The standard menu, which evolves around classic Berlin dishes, is for me clearly the star of the show though. I’m very exited that someone took on the challenge to create modern versions of dishes like Königsberger Klopse, Liver, Mustard Eggs and Bienenstich, dishes that are extremely hard to find in good versions. And boy are they good at La Soup Populaire. The Mustard Eggs for example, the famous Senfeier, a dish which pretty much only can be eaten at University Mensas and Kantinen and which usually consists out of two rock-hard boiled eggs in a horrendous mustard sauce. At La Soup Populaire you can have a light version with a lightly pickled red beet and a perfectly boiled egg with roe. And it’s crazy delicious! And not to forget my favourite, the dish I dream about, a technical masterpiece in making something simple perfect: Königsberger Klopse. The traditional Prussian meatball dish is here served with a superb potato mash, lightly pickled red beet, gravy and Berlin’s fluffiest meatballs. The quality and execution of this dish are both outstanding and at a price of 18€ crazy value for money, a ridiculous price for a Michelin star quality dish. But that’s the thing about La Soup Populaire, Prof. Näder was very clear about what he expected: Fantastic food and service at an affordable price. The result is one of the best value-for-money deals you can get in Berlin right now. Most of the staff, both kitchen and front of the house, were taken directly from two star restaurant Tim Raue and they simply don’t know how to deliver a mediocre dining experience. They only know how to deliver at a top notch level with zero tolerance for mistakes.

This quality thinking also applies to the wine list, it’s pretty much copied from Tim Raue and this means exceptional quality. I strongly recommend the exclusive wines Tim Raue gets from Dreissigacker called “Lotusblüte” and “Kolibri”, especially the first one is very good and priced exceptionally well here at 3.50€ a glass.

The Berlin menu received a lot of attention when Tim Raue served it to Obama during his visit to Germany in the summer of 2013 and I think it’s truly outstanding. The Asian Thai menu, which will be on the menu until the end of the year, is also great but just a bit bleak in comparison. Not because it’s bad, but because it stands out so much due to its flavour profile. It borrows a lot of inspiration from the food served at Tim Raue and the cooks know what they are doing. One fantastic dish I had from this menu was the pork belly, an XL-version of my favourite Tim Raue amuse bouche: Paper thin slivers of chili glazed pork belly with a papaya salad. Amazing (and especially a dream come since I’m always sad when the small portion at Tim Raue is gone). The lobster soup was also very good, but then also a really strong contrast to the German Berlin food and that’s where I started questioning the experience.

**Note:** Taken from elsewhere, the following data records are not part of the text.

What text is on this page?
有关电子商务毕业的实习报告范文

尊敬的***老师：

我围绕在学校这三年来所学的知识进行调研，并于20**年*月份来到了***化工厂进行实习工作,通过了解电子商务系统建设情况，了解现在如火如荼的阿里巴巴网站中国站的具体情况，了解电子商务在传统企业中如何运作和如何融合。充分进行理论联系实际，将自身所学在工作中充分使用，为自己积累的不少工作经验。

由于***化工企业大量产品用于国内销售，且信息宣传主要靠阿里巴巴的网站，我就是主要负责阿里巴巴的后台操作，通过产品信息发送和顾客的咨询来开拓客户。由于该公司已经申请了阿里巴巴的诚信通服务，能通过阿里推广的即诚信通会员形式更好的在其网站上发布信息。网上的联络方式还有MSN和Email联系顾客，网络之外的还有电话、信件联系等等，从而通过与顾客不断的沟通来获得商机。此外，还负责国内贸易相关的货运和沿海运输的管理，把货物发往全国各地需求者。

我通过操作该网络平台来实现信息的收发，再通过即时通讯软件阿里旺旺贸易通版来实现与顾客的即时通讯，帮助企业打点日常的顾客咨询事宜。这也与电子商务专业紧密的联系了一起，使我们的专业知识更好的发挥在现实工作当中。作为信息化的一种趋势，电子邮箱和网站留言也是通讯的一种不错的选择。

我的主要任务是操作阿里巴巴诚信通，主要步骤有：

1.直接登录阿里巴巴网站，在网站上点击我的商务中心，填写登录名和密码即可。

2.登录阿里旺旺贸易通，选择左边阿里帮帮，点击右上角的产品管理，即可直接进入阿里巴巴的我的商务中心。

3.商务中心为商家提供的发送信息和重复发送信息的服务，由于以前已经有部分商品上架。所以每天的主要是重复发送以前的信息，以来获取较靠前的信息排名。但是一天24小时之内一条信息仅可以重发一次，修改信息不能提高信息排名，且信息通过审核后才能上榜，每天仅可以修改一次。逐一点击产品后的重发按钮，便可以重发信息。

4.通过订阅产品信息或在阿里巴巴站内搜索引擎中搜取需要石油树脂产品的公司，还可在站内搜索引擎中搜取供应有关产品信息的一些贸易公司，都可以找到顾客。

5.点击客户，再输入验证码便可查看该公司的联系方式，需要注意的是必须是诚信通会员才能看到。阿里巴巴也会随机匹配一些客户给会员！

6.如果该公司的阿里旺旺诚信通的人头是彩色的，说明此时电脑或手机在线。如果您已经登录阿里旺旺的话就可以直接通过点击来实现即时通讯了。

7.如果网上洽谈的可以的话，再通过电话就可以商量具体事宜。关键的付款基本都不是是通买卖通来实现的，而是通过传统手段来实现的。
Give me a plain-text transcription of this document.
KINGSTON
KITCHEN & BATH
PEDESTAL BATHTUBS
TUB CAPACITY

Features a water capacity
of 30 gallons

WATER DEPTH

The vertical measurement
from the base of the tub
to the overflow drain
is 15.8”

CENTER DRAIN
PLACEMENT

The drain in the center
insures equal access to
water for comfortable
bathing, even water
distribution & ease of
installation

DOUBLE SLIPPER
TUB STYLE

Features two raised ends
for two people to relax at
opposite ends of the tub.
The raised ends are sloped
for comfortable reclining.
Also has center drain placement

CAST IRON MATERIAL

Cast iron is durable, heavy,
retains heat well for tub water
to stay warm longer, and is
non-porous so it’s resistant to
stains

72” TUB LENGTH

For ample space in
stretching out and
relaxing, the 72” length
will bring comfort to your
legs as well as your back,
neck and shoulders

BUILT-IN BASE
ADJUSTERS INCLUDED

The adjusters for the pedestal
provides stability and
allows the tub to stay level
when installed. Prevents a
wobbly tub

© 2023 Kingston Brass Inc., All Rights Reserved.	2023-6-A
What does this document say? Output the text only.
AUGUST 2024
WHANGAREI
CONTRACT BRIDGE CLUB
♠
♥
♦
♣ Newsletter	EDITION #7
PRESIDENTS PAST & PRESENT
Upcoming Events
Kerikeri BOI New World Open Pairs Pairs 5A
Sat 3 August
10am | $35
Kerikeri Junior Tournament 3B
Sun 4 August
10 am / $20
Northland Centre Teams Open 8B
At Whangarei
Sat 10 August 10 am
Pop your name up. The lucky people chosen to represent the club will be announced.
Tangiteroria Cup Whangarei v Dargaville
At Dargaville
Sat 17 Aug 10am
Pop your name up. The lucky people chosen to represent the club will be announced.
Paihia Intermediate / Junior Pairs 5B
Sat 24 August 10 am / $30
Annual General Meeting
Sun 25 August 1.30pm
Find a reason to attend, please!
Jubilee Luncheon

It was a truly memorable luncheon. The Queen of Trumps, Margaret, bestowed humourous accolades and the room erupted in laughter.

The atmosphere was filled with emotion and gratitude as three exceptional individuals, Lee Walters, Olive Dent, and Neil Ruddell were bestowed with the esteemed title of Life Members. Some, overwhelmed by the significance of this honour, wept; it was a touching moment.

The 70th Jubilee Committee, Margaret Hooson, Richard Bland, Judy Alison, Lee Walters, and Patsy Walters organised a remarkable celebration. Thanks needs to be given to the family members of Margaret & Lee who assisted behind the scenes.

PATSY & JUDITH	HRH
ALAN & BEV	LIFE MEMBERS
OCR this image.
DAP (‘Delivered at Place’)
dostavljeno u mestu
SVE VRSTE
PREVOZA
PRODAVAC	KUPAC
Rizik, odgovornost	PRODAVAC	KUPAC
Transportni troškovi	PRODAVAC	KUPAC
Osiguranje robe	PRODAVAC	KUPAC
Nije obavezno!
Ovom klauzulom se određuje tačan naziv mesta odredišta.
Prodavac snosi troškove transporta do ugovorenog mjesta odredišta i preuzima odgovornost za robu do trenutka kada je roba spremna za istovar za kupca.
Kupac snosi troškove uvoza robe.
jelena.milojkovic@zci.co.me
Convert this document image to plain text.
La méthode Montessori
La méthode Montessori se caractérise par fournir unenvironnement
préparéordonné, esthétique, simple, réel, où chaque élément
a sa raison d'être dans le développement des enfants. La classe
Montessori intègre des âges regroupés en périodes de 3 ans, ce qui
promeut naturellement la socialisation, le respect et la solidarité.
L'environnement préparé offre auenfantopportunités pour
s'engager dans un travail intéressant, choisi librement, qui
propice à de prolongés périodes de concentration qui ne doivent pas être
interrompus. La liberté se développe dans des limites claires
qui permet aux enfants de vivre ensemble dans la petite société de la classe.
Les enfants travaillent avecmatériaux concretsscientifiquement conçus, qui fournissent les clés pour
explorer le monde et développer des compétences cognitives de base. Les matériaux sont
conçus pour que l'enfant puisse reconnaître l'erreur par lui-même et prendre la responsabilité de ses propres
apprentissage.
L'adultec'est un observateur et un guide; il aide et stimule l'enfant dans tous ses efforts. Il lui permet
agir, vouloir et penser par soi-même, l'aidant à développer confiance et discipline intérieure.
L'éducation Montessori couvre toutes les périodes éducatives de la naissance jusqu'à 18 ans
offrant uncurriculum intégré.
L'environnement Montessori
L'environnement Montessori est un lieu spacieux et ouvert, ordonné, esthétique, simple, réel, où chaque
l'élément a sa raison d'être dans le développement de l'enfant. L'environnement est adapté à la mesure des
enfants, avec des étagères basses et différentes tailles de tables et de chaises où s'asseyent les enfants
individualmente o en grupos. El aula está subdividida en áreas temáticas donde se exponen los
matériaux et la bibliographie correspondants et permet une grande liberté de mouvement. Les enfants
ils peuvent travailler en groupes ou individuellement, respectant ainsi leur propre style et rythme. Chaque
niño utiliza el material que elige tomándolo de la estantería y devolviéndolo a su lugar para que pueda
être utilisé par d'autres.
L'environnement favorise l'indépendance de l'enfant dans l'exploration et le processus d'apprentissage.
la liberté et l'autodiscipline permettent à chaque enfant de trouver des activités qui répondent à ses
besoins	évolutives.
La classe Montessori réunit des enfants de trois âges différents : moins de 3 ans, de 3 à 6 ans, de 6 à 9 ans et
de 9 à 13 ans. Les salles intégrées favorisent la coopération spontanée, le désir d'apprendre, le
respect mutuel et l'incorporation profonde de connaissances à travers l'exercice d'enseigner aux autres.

I mixed dishes from both menus, but that was a mistake, the flavour profiles are just too different. And this leads me to my only negative point about this restaurant, I’m not sure that serving an additional menu makes sense. Sure, it can create diversity for returning customers, but for me the reinvention of classic Berlin and German dishes is so brilliant so successfully executed and especially with so much potential that I’d much rather see more work on that food. I believe that the kind of work that is being done on German classics in this kitchen has the potential to echo across the whole country. It’s a fantastic way of getting in touch with the roots of German cooking and changing the general (non-German) opinion on German food.

La Soupe is one of the most interesting restaurant openings of the year and has the potential to become one of THE culinary destinations of the city. The place has it all, a fantastic location, solid financial support and great minds to execute the concept. Head Chef Michael Jäger is a cool cat and a true professional. What else do you need? La Soupe Populaire is righteously one of the hardest reservations in Berlin and in my opinion the best take on classic, Berlin food you can get in the city.